Conxa Borrell, President of APROSEX and General Secretary of the Sex Workers Organisation OTRAS in Spain:

With our union, we will fight in a legal manner so that we have our rights which are professional rights, and we want that our working spaces are not criminalized.  We want to be able to have contracts for people who work for third parties so that the employers are able to sign legal contracts with us so that we have a life that is in accordance with rights that belong to us.”  

Igor Bosc, Chief Technical Advisor in the Work in Freedom Programme at the International Labour Organisation (ILO): 

Sex workers are important for us and we try to keep abreast of the struggles that have happened in the different countries where we’re working.”

Karen Burbach, Head of the Taskforce Women’s Rights & Gender Equality at the Ministry of Foreign Affairs in the Netherlands: 

Matthew Parks, Parliamentary Coordinator at the Congress of South African Trade Unions (COSATU) in South Africa: 

“We are a progressive trade union federation. We believe strongly in the empowerment of women and that would include sex workers. We believe sex workers are workers, like any other workers. They are entitled to the same rights and the same protections as any other worker would be entitled to.”

Watch the full event below: 

Dr. Thembisile Xulu, Chief Executive Officer at the South African National AIDS Council (SANAC) in South Africa: “Decriminalisation would maximise sex workers’ legal protection and their ability to exercise their rights to justice and healthcare.”

As a closing remark, Geetanjali added how significant it was “to be in the formal halls of the UN, even for some of us just virtually. It’s a real breakthrough for a sex workers rights session to be supported by two governments in this space.” She added that it’s been an amazing experience to have this collaboration between a feminist consortium, labour unions, and many sex workers’ rights organisations come together to co-create this panel.

Accessibility: practicing what we preach

CMI!’s vision is a gender equal and just world, where all women, girls and non-binary, gender non-confirming, trans and intersex people enjoy their rights fully and live to their full potential. For greater accessibility, the event was interpreted in Arabic, French, English, Spanish and Russian, allowing a more global audience to join the session. Sign interpretation was included as well as closed captions.

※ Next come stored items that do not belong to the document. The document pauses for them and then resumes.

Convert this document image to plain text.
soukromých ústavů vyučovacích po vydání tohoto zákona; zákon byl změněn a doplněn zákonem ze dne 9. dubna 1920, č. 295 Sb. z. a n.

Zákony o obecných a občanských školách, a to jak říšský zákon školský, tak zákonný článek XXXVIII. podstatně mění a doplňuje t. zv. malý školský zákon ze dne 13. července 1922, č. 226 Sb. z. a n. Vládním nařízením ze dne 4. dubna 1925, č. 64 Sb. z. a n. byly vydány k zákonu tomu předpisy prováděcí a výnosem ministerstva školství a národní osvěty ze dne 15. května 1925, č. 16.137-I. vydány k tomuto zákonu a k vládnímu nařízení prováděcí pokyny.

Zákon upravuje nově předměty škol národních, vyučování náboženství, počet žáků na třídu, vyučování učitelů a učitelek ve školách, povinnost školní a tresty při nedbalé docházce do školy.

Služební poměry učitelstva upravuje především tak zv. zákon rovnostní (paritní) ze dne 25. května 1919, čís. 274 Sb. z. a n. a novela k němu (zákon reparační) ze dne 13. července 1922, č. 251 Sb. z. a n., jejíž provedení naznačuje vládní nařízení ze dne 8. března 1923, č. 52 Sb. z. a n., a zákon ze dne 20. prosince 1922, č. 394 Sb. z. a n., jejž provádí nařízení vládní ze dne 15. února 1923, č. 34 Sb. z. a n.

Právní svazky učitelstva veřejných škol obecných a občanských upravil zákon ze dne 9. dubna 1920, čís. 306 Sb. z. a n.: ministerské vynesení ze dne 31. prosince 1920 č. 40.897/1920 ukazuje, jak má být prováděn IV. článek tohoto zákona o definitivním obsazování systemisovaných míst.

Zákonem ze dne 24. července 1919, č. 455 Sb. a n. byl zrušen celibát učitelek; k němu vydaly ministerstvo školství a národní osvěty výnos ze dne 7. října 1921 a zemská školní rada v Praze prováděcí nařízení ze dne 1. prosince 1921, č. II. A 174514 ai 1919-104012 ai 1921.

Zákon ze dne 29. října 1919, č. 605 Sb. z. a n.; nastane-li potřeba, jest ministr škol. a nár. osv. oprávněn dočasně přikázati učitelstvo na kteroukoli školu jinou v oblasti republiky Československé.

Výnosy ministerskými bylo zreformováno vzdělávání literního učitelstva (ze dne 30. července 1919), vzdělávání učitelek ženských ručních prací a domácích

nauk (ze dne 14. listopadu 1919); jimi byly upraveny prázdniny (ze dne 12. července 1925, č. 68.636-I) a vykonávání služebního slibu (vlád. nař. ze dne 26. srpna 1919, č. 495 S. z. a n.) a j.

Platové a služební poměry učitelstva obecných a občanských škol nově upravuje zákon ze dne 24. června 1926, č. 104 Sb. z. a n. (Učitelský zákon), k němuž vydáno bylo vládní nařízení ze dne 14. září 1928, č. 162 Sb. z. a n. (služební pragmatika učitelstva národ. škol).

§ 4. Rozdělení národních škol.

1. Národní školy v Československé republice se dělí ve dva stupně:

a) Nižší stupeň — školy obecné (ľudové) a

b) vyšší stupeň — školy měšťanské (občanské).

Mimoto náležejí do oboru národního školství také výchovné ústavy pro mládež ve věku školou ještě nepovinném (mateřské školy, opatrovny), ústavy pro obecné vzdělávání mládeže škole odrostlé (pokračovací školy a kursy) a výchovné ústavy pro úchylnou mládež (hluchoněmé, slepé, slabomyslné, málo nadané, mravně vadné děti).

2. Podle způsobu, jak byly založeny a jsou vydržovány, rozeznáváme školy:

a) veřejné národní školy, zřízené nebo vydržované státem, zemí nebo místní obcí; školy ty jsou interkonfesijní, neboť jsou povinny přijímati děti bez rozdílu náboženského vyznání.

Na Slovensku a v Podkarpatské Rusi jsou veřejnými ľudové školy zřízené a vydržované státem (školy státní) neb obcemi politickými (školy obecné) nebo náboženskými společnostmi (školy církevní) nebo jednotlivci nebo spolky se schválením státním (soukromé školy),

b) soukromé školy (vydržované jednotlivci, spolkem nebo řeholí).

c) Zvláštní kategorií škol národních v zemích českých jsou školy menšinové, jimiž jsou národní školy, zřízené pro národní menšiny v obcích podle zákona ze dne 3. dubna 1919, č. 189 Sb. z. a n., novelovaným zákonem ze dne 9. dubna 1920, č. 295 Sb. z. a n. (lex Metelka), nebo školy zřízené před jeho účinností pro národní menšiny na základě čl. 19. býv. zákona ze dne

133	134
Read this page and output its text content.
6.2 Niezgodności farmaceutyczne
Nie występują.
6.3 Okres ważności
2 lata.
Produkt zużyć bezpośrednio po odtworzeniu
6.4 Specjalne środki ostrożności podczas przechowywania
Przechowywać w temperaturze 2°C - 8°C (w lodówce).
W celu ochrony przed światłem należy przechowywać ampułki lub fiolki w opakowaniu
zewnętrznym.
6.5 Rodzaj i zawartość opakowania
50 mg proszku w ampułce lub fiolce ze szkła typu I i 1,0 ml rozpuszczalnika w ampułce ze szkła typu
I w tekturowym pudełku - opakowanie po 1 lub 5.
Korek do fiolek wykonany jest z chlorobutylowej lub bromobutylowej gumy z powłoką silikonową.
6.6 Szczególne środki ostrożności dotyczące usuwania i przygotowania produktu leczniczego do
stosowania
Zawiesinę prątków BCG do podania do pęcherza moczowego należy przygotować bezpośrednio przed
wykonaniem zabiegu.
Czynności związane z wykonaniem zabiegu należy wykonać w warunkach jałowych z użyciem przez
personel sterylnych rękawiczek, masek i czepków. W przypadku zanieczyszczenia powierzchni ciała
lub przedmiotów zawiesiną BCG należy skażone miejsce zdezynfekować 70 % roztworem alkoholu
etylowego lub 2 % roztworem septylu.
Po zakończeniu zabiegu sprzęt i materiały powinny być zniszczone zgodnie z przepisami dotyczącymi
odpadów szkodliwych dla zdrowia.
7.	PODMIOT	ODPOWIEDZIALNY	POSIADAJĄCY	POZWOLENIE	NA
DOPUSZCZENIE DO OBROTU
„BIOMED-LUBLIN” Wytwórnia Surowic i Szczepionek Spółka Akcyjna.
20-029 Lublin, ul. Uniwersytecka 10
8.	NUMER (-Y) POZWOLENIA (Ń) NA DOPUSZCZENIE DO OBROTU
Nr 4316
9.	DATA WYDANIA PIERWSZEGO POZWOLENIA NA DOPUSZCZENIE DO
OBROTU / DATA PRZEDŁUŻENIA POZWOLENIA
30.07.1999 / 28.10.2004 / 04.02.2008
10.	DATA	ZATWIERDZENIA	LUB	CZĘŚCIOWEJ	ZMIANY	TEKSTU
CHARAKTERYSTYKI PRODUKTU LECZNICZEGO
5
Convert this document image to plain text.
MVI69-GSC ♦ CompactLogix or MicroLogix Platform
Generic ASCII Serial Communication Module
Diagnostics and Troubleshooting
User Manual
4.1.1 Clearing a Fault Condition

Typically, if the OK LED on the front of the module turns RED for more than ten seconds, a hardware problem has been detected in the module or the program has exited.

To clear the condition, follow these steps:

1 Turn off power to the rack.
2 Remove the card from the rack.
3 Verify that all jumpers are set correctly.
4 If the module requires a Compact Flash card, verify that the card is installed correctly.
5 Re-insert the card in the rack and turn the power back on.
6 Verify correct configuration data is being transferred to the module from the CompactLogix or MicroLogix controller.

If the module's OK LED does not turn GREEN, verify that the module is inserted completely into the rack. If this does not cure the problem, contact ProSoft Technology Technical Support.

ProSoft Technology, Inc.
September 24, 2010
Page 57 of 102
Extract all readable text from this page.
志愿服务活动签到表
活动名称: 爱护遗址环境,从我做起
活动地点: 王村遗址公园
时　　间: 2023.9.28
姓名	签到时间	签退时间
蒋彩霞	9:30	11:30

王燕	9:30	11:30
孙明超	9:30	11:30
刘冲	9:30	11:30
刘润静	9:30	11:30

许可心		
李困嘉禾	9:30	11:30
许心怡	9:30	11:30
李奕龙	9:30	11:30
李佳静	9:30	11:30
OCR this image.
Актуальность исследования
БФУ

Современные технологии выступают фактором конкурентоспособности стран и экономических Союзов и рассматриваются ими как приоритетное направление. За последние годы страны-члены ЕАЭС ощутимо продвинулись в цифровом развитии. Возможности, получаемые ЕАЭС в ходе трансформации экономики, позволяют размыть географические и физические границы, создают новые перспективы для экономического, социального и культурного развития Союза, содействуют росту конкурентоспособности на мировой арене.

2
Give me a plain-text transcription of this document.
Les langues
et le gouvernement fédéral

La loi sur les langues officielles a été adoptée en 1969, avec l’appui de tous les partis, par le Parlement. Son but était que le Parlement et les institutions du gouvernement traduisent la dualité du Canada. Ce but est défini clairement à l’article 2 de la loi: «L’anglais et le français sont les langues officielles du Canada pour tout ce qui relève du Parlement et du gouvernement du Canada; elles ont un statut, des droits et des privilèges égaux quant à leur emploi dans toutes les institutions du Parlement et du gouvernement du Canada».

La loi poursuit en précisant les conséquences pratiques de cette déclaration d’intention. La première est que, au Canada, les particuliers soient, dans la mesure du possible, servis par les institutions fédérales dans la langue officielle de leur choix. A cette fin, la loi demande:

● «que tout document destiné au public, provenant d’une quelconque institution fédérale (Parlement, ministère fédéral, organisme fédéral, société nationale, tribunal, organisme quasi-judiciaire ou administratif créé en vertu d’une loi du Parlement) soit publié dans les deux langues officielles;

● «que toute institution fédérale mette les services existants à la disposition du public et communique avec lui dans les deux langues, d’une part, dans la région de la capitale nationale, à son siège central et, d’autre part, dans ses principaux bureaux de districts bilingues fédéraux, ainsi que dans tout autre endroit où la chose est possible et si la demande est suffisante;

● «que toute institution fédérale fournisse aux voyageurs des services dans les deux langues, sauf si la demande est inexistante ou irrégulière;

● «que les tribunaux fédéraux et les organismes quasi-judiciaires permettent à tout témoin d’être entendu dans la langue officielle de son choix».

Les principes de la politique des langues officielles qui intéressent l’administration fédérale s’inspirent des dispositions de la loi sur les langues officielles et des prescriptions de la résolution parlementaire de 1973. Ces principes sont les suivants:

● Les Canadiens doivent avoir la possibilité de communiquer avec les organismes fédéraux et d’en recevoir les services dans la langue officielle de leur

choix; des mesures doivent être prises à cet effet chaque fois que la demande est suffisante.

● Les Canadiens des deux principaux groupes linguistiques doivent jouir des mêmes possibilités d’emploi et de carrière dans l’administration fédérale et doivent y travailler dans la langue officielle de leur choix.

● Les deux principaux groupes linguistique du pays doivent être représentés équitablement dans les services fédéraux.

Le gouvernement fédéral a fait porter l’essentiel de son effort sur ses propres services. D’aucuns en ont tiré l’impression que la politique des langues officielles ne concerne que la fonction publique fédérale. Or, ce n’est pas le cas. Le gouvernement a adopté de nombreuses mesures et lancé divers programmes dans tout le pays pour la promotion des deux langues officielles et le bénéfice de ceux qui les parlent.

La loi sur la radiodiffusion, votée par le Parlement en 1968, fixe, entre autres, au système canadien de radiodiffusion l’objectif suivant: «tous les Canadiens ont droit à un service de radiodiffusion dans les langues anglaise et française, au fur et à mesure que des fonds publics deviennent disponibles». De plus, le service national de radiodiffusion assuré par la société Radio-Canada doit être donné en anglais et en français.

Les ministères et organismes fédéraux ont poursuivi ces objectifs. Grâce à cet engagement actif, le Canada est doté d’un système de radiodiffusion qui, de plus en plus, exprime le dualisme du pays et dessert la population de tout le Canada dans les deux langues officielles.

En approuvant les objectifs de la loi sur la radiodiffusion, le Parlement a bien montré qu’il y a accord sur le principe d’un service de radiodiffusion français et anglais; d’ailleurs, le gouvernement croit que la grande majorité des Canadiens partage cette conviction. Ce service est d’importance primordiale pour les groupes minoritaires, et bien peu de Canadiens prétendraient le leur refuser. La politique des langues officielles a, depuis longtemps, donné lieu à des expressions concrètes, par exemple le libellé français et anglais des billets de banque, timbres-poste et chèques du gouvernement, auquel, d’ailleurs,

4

Increasing interest in sex workers’ rights

Last but not least, we were happy to see 321 people joining the session! This number speaks firstly of the hard work that all the organisers put in the event. It also indicates the increasing interest to see sex workers’ rights in the context of a larger frame, as an intersectional and feminist issue. 

This has given us strong motivation to keep our work going and in making efforts to engage people from diverse sectors for advancing sex workers’ rights.